In this area in La Boca everything about the barrio is forced performance. For example, instead of allowing people to stand on the balconies of the buildings, they put grotesque statues of ‘old-timey’ porteños. Instead of hosting real milongas, or tango dances, they hire young men and women to dance for onlookers at every street cafe, all wearing somewhat ridiculous costumes that I think are meant to indicate an earlier, lovelier epoch of tango.
Despite the warnings from locals and the guidebook, my friend and I wandered (albeit a mere block) outside the designated tourist trap. It was fantastic, though the the colors on these houses are considerably faded. Stray dogs run everywhere as do children and real-live folks stand on balconies and mill about on doorsteps. There is a ‘there’ there, far superior to the bizarro simulacra that is “La Boca” as tourists see it. I do get the sense that the people that live in the barrio are perfectly happy to keep outsiders relegated to their specific square mile and relatively controlled, so perhaps there’s something to be said for the power of imitation. Certainly, given the radical politics of this particular neighborhood and the class status of its residents, throngs of camera-toting Europeans and Americans out to see what ‘real’ Argentines live like would be, in a word, repulsive.

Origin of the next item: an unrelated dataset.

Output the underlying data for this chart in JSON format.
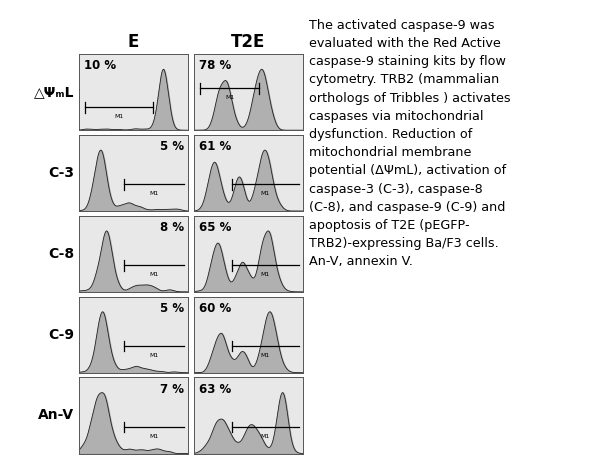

Either way, it’s a fascinating thing about certain kinds of travel–so much of what you see is a reference to something you don’t, a representation of an original that never really existed.
You’re strolling down the cobblestone streets of Barrio Palermo at, oh, say 3:00 a.m. on a Saturday morning. You manage to dodge a gaggle of drunk German girls stumbling out of one or another of the wholly unbearable dance clubs that speckle the neighborhood. Suddenly, there he is, a vision in horn-rimmed glasses and a pearly-buttoned Western shirt. He is walking towards you, this man, the loveliest Porteño hipster you have ever seen. Thrilled, you make furtive eye contact in the hopes that he will (unlike anyone on the planet, ever) randomly strike up a conversation with you, you poor American girl walking by on your lonesome way home. But, alas! Though he looks in your direction, maybe even returns your coy glance, he passes by without a word. Just as he does you turn to watch him go, a melancholic ache deepening in your black heart. But wait. What’s this? A special little surprise delivered unto you by the gods; a small but priceless consolation for letting the man to whom you were surely fated to wed slip through your fingers. He has a rat tail. Yes, he does. He is but one more Argentine with this most heinous of haircuts.
I cannot now nor will I ever be able to explain why they do this to themselves but oh so many of them do. Porteños love the rat tail. This style is a far, far worse offense to their otherwise dashing good looks and breezy charms than would be the standard L.A. hipster mullet. It is the sort of haircut that can, in fact, induce nausea in a foreign onlooker. But it is heartening to know that if you live and die alone in Buenos Aires, you’ll have avoided ever having run your hands through such a greasy, ugly, disastrous assault on reason and reasonable aesthetics.